Ad agencies are built to try to figure out how to find the value in media. The compensation model for an agency became a percentage of how much media you manage which disincentivizes the buyer to want to spend more money on behalf of a brand. That created a world where every type of new media is sold at a ridiculously high margin just using a story. We promise you the world, and you eventually realize, wait, these are just like newspaper ads or banner ads in a new format. 

Then you get venture capital coming into this market. They’re throwing hundreds of millions of dollars at this stuff. That creates the need for higher margins and better returns, and more salespeople promising a bunch of BS.

Why advertising is a great market for an underdog

Advertising is a fabulously fun market. The major ad agencies that are the dominants are generally not doing the best job or charging the least amount of money.
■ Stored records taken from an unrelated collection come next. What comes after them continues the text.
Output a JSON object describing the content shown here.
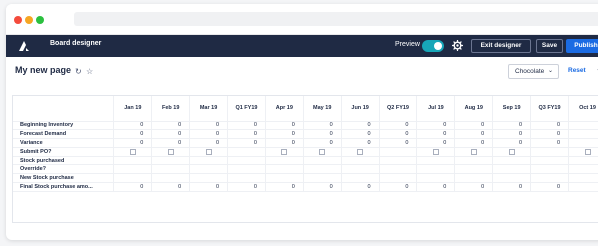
{
  "app": {
    "name": "Board designer",
    "preview_label": "Preview",
    "preview_on": true,
    "exit_label": "Exit designer",
    "save_label": "Save",
    "publish_label": "Publish"
  },
  "page": {
    "title": "My new page",
    "scenario": "Chocolate",
    "reset_label": "Reset"
  },
  "table": {
    "columns": [
      "Jan 19",
      "Feb 19",
      "Mar 19",
      "Q1 FY19",
      "Apr 19",
      "May 19",
      "Jun 19",
      "Q2 FY19",
      "Jul 19",
      "Aug 19",
      "Sep 19",
      "Q3 FY19",
      "Oct 19"
    ],
    "rows": [
      {
        "label": "Beginning Inventory",
        "kind": "num",
        "cells": [
          "0",
          "0",
          "0",
          "0",
          "0",
          "0",
          "0",
          "0",
          "0",
          "0",
          "0",
          "0",
          ""
        ]
      },
      {
        "label": "Forecast Demand",
        "kind": "num",
        "cells": [
          "0",
          "0",
          "0",
          "0",
          "0",
          "0",
          "0",
          "0",
          "0",
          "0",
          "0",
          "0",
          ""
        ]
      },
      {
        "label": "Variance",
        "kind": "num",
        "cells": [
          "0",
          "0",
          "0",
          "0",
          "0",
          "0",
          "0",
          "0",
          "0",
          "0",
          "0",
          "0",
          ""
        ]
      },
      {
        "label": "Submit PO?",
        "kind": "chk",
        "cells": [
          true,
          true,
          true,
          false,
          true,
          true,
          true,
          false,
          true,
          true,
          true,
          false,
          true
        ]
      },
      {
        "label": "Stock purchased",
        "kind": "num",
        "cells": [
          "",
          "",
          "",
          "",
          "",
          "",
          "",
          "",
          "",
          "",
          "",
          "",
          ""
        ]
      },
      {
        "label": "Override?",
        "kind": "num",
        "cells": [
          "",
          "",
          "",
          "",
          "",
          "",
          "",
          "",
          "",
          "",
          "",
          "",
          ""
        ]
      },
      {
        "label": "New Stock purchase",
        "kind": "num",
        "cells": [
          "",
          "",
          "",
          "",
          "",
          "",
          "",
          "",
          "",
          "",
          "",
          "",
          ""
        ]
      },
      {
        "label": "Final Stock purchase amo...",
        "kind": "num",
        "cells": [
          "0",
          "0",
          "0",
          "0",
          "0",
          "0",
          "0",
          "0",
          "0",
          "0",
          "0",
          "0",
          ""
        ]
      }
    ]
  },
  "icons": {
    "logo": "board-logo-icon",
    "settings": "gear-icon",
    "refresh": "sync-icon",
    "favorite": "star-icon",
    "dropdown": "chevron-down-icon"
  },
  "colors": {
    "appbar": "#1f2a44",
    "accent": "#1a6be3",
    "toggle": "#17a6b8"
  }
}
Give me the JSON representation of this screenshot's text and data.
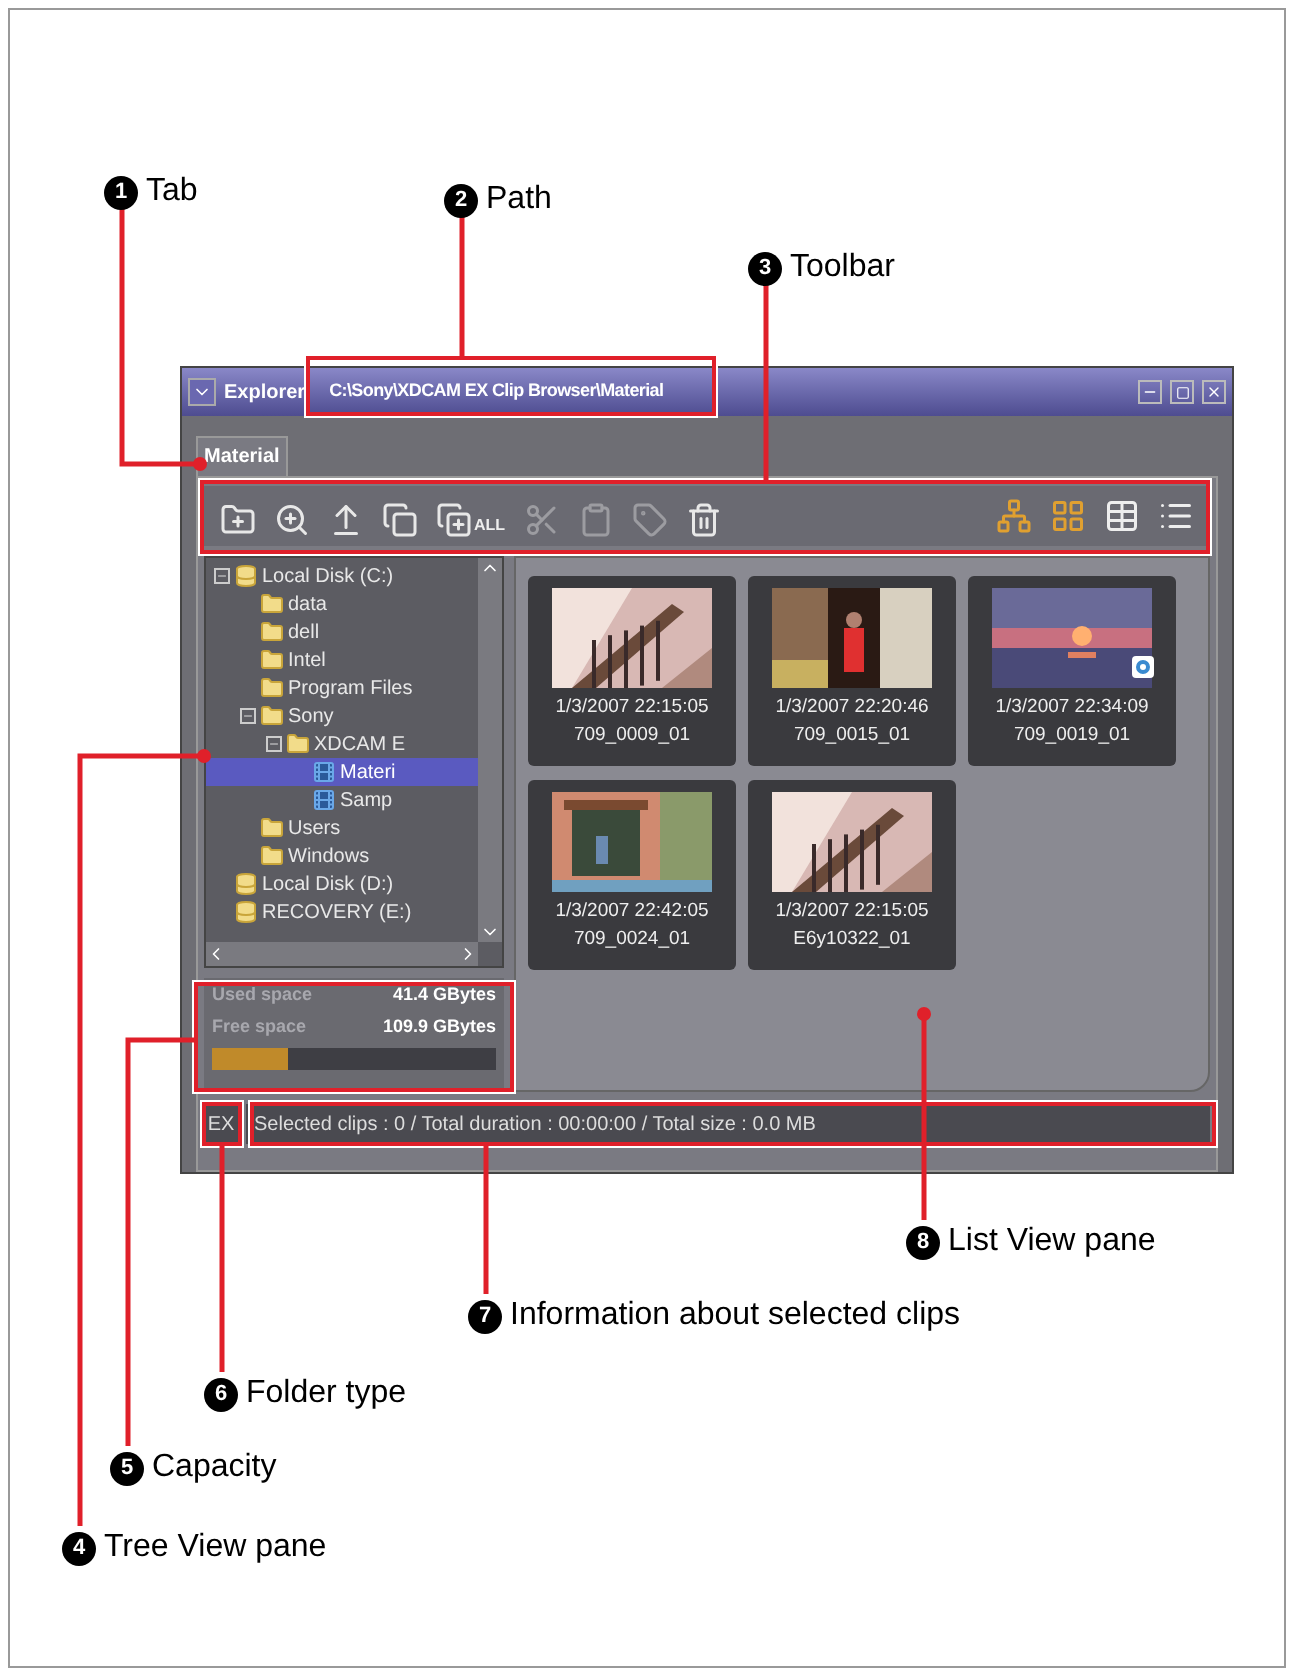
{
  "callouts": [
    {
      "number": "1",
      "label": "Tab"
    },
    {
      "number": "2",
      "label": "Path"
    },
    {
      "number": "3",
      "label": "Toolbar"
    },
    {
      "number": "8",
      "label": "List View pane"
    },
    {
      "number": "7",
      "label": "Information about selected clips"
    },
    {
      "number": "6",
      "label": "Folder type"
    },
    {
      "number": "5",
      "label": "Capacity"
    },
    {
      "number": "4",
      "label": "Tree View pane"
    }
  ],
  "window": {
    "title": "Explorer",
    "path": "C:\\Sony\\XDCAM EX Clip Browser\\Material"
  },
  "tabs": [
    {
      "label": "Material",
      "selected": true
    }
  ],
  "toolbar": {
    "actions": [
      {
        "disabled": false
      },
      {
        "disabled": false
      },
      {
        "disabled": false
      },
      {
        "disabled": false
      },
      {
        "disabled": false,
        "label": "ALL"
      },
      {
        "disabled": true
      },
      {
        "disabled": true
      },
      {
        "disabled": true
      },
      {
        "disabled": false
      }
    ],
    "views": [
      {
        "selected": true
      },
      {
        "selected": true
      },
      {
        "selected": false
      },
      {
        "selected": false
      }
    ]
  },
  "tree": [
    {
      "kind": "drive",
      "label": "Local Disk (C:)",
      "expanded": true,
      "selected": false,
      "children": [
        {
          "kind": "folder",
          "label": "data",
          "selected": false
        },
        {
          "kind": "folder",
          "label": "dell",
          "selected": false
        },
        {
          "kind": "folder",
          "label": "Intel",
          "selected": false
        },
        {
          "kind": "folder",
          "label": "Program Files",
          "selected": false
        },
        {
          "kind": "folder",
          "label": "Sony",
          "expanded": true,
          "selected": false,
          "children": [
            {
              "kind": "folder",
              "label": "XDCAM E",
              "expanded": true,
              "selected": false,
              "children": [
                {
                  "kind": "clips",
                  "label": "Materi",
                  "selected": true
                },
                {
                  "kind": "clips",
                  "label": "Samp",
                  "selected": false
                }
              ]
            }
          ]
        },
        {
          "kind": "folder",
          "label": "Users",
          "selected": false
        },
        {
          "kind": "folder",
          "label": "Windows",
          "selected": false
        }
      ]
    },
    {
      "kind": "drive",
      "label": "Local Disk (D:)",
      "selected": false
    },
    {
      "kind": "drive",
      "label": "RECOVERY (E:)",
      "selected": false
    }
  ],
  "capacity": {
    "used_label": "Used space",
    "used": "41.4 GBytes",
    "free_label": "Free space",
    "free": "109.9 GBytes",
    "level": 0.27
  },
  "clips": [
    {
      "date": "1/3/2007 22:15:05",
      "name": "709_0009_01",
      "badge": false
    },
    {
      "date": "1/3/2007 22:20:46",
      "name": "709_0015_01",
      "badge": false
    },
    {
      "date": "1/3/2007 22:34:09",
      "name": "709_0019_01",
      "badge": true
    },
    {
      "date": "1/3/2007 22:42:05",
      "name": "709_0024_01",
      "badge": false
    },
    {
      "date": "1/3/2007 22:15:05",
      "name": "E6y10322_01",
      "badge": false
    }
  ],
  "status_bar": {
    "folder_type": "EX",
    "info": "Selected clips : 0 / Total duration : 00:00:00 / Total size : 0.0 MB"
  }
}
It leaves it open.

Advertising agencies come out of everywhere and they take different forms. Every year you read about an agency that got up to 500 people, and it’s like, how did that company win all that business? They just came around and were like, we do this well. You should trust us, don’t trust those guys. If I like it, I tell a friend, they tell another friend, and if you do it right, you get pretty big.

How a marketing company sells itself

Facebook was en fuego five years ago: you could put in $20 and it would print money for you through selling your shoes or whatever. Nobody could go up against that too hard.

It was more about asking prospects, how are you doing that? Are you just shipping it off to a company and you don’t talk to them about how they’re doing it? You put in $20 and got $200, but maybe you could have put in $10 and gotten $400.

What has gotten us some momentum is that we didn’t take any funding. We can say, you can trust us. We don’t have some goal to hit to keep investors happy. 

We can just try to do this with you transparently and make it work for you. We can be honest about how many people saw your ad and then booked your hotel room. 

It also has to do with time. This is the seventh year and we don’t change the pitch, we don’t change what we’re doing. That longevity is paying off. 

Say there’s somebody who told us two years ago, well, I’ve already got a great group of people doing this, and we were like, great, call us if there are problems  we could fix. Within five years, one out of three of those people will be like, hey, actually we would like to talk to you about buying Waze and Reddit only. And then we’ll get in with a good agency just by doing a good job. They’ll be like, hey, this is great: can you also do our LinkedIn and put it into the same dashboard?  

Why choose David over Goliath

You run the show. It’s just us running the business, trying to do a good job, be a good place to work and have a good time. When I started, Dave Smith, who runs Mediasmith on the West Coast, asked me, what do you want to do? I was like, I just want to have a nice life and not worry too much about things. He was like, that’s a good goal because if you’re trying to sell it for $100 million, that’s really hard. But if you want to have a company that has good profitable years, some break-even years, and you just roll with the punches, that’s obtainable. 

That comes through in the amount of margin that we take, which makes it more effective. We’re going to serve you the same product that guy’s serving you, but he’s going to keep half your money in his pocket. We’re going to serve twice as many ads. Targeting is important too, but I think we’re probably going to perform better because we have a lot more ads on the market.